Calacanis, an early investor in Uber and Robinhood, said he expects about 15% of the newer VC firms to not make it to their next funding rounds. He also said this is a good thing. Beginning about five years ago, he noticed more investors making “flashy” moves but without doing their due diligence.

A major red flag for Calacanis was a group of investors who got caught up in “venture tourism”—plopping down tens or hundreds of millions of dollars and not even getting a board seat in return.

Calacanis is not alone in noticing the shifting investor landscape. Last week, Jay Ritter, a finance professor at the University of Florida’s Warrington College of Business, told Fortune that while the markets are heating up, investors are becoming more discerning when it comes to growth companies.

“In 2020 and 2021, private markets and public markets got excessively exuberant about young growth companies,” said Ritter. “The markets were giving high multiples without indicators that justified it.”

The problem was a lack of distinction between companies with solid business plans and others facing more difficult paths to profitability, Ritter noted previously.
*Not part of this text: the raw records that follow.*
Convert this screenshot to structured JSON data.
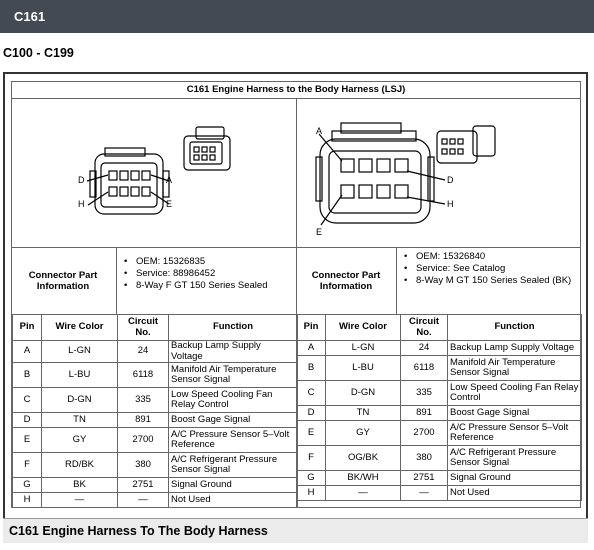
{
  "header": {
    "title": "C161"
  },
  "range_heading": "C100 - C199",
  "doc_title": "C161 Engine Harness to the Body Harness (LSJ)",
  "left": {
    "cpi_label": "Connector Part Information",
    "info": [
      "OEM: 15326835",
      "Service: 88986452",
      "8-Way F GT 150 Series Sealed"
    ],
    "diagram_labels": {
      "d": "D",
      "a": "A",
      "h": "H",
      "e": "E"
    }
  },
  "right": {
    "cpi_label": "Connector Part Information",
    "info": [
      "OEM: 15326840",
      "Service: See Catalog",
      "8-Way M GT 150 Series Sealed (BK)"
    ],
    "diagram_labels": {
      "a": "A",
      "d": "D",
      "h": "H",
      "e": "E"
    }
  },
  "columns": {
    "pin": "Pin",
    "wire": "Wire Color",
    "circuit": "Circuit No.",
    "function": "Function"
  },
  "left_rows": [
    {
      "pin": "A",
      "wire": "L-GN",
      "circuit": "24",
      "function": "Backup Lamp Supply Voltage"
    },
    {
      "pin": "B",
      "wire": "L-BU",
      "circuit": "6118",
      "function": "Manifold Air Temperature Sensor Signal"
    },
    {
      "pin": "C",
      "wire": "D-GN",
      "circuit": "335",
      "function": "Low Speed Cooling Fan Relay Control"
    },
    {
      "pin": "D",
      "wire": "TN",
      "circuit": "891",
      "function": "Boost Gage Signal"
    },
    {
      "pin": "E",
      "wire": "GY",
      "circuit": "2700",
      "function": "A/C Pressure Sensor 5–Volt Reference"
    },
    {
      "pin": "F",
      "wire": "RD/BK",
      "circuit": "380",
      "function": "A/C Refrigerant Pressure Sensor Signal"
    },
    {
      "pin": "G",
      "wire": "BK",
      "circuit": "2751",
      "function": "Signal Ground"
    },
    {
      "pin": "H",
      "wire": "—",
      "circuit": "—",
      "function": "Not Used"
    }
  ],
  "right_rows": [
    {
      "pin": "A",
      "wire": "L-GN",
      "circuit": "24",
      "function": "Backup Lamp Supply Voltage"
    },
    {
      "pin": "B",
      "wire": "L-BU",
      "circuit": "6118",
      "function": "Manifold Air Temperature Sensor Signal"
    },
    {
      "pin": "C",
      "wire": "D-GN",
      "circuit": "335",
      "function": "Low Speed Cooling Fan Relay Control"
    },
    {
      "pin": "D",
      "wire": "TN",
      "circuit": "891",
      "function": "Boost Gage Signal"
    },
    {
      "pin": "E",
      "wire": "GY",
      "circuit": "2700",
      "function": "A/C Pressure Sensor 5–Volt Reference"
    },
    {
      "pin": "F",
      "wire": "OG/BK",
      "circuit": "380",
      "function": "A/C Refrigerant Pressure Sensor Signal"
    },
    {
      "pin": "G",
      "wire": "BK/WH",
      "circuit": "2751",
      "function": "Signal Ground"
    },
    {
      "pin": "H",
      "wire": "—",
      "circuit": "—",
      "function": "Not Used"
    }
  ],
  "caption": "C161 Engine Harness To The Body Harness",
  "colors": {
    "header_bg": "#434a54",
    "caption_bg": "#ebebeb"
  }
}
Calacanis detailed in the CNBC interview that too many founders were focused on achieving unicorn status—a valuation of at least $1 billion—instead of building a quality firm.
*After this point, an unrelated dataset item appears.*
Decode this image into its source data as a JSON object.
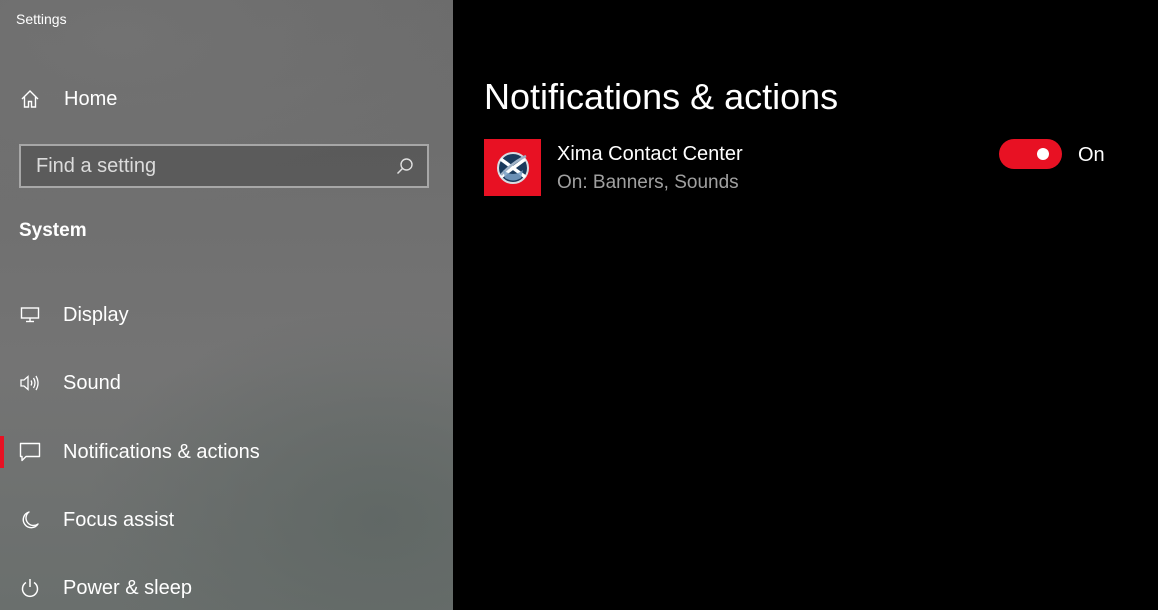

Investors doing more and better research, argued Calacanis, can help reduce debacles like WeWork. At its peak in 2019, the co-working space company was valued at $47 billion, but while preparing to go public, massive cracks in WeWork’s financial foundation became apparent. By the time it actually went public, in 2021, WeWork’s valuation was $9 billion, a figure that shrunk to $44.5 million by the time it filed for bankruptcy in November 2023.

“It’s delightful that money is being dropped from the sky into companies,” Calacanis said in the interview, “but it’s a huge distraction and in fact it can drown some companies.”